Hard water softening is a process that removes these scale-causing minerals from the water supply before it enters the plumbing system. The water softener is a complete system in which all water is passed through this system before it enters the system for distribution or use (this is called hard water treatment). Both methods consist of exchanging Calcium and Magnesium for Sodium; this adds Sodium ions in an ion exchange of Calcium and Magnesium already present in the supply line.

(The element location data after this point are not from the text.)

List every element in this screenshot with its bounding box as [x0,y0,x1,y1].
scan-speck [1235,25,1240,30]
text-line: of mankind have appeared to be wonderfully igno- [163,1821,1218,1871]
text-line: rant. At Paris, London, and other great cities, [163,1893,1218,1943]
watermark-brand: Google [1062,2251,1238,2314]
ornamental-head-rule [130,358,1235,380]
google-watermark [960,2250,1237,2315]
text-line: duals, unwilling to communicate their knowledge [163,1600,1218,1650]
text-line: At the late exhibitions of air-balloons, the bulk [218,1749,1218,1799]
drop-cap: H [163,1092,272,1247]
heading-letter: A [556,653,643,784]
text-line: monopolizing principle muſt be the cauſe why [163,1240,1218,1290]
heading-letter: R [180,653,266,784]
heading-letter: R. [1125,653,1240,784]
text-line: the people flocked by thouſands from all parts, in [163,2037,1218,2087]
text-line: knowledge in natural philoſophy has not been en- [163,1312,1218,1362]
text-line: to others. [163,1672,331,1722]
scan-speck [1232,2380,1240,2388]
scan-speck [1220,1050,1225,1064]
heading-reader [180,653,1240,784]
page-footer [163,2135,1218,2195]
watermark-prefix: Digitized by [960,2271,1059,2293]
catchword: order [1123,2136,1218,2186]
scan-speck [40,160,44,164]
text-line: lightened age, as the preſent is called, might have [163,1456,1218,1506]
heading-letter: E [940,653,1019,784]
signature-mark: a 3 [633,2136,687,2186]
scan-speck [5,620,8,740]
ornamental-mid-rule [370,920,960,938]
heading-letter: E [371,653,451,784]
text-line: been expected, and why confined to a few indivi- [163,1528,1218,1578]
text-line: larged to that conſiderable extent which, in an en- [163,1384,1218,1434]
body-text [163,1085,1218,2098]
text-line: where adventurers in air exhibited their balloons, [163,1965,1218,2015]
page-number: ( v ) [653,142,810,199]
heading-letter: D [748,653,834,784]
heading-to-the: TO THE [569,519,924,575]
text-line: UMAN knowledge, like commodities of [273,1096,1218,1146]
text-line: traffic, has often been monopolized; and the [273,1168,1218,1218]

We recommend using automatic regeneration systems, because it requires several steps to be carried out and it may not be properly done by a person doing it manually.

More information in What is a water softener?

Reverse osmosis for brackish water

Reverse osmosis (RO) is a process that uses pressure to pass water through a membrane to remove contaminants. Reverse osmosis is used to purify water, desalinate brackish and seawater, and treat wastewater.

Reverse osmosis works by applying pressure to both sides of a semi-permeable membrane, forcing pure liquid through and rejecting larger molecules or particles that do not dissolve in solution. The resulting product is called “permeate” and contains most of the dissolved matter of the raw water, but none of its impurities or contaminants, such as bacteria or viruses*.

If you have brackish well water with high salinity levels and high mineral content, reverse osmosis can be an effective way to obtain potable water from this system.

More information in What is reverse osmosis?

Is it possible to drink well water?

The answer to this question is yes. It is possible to drink well water, but you should take some precautions. If you have a private well, it is important that you test the water regularly and make sure that it is free of bacteria and contaminants such as arsenic or lead (in any case apply the treatment with the above steps including reverse osmosis).

Well water is a great source of drinking water; sometimes, it can be difficult to treat. Make sure you have the proper equipment and know what you are doing before attempting to make well water potable.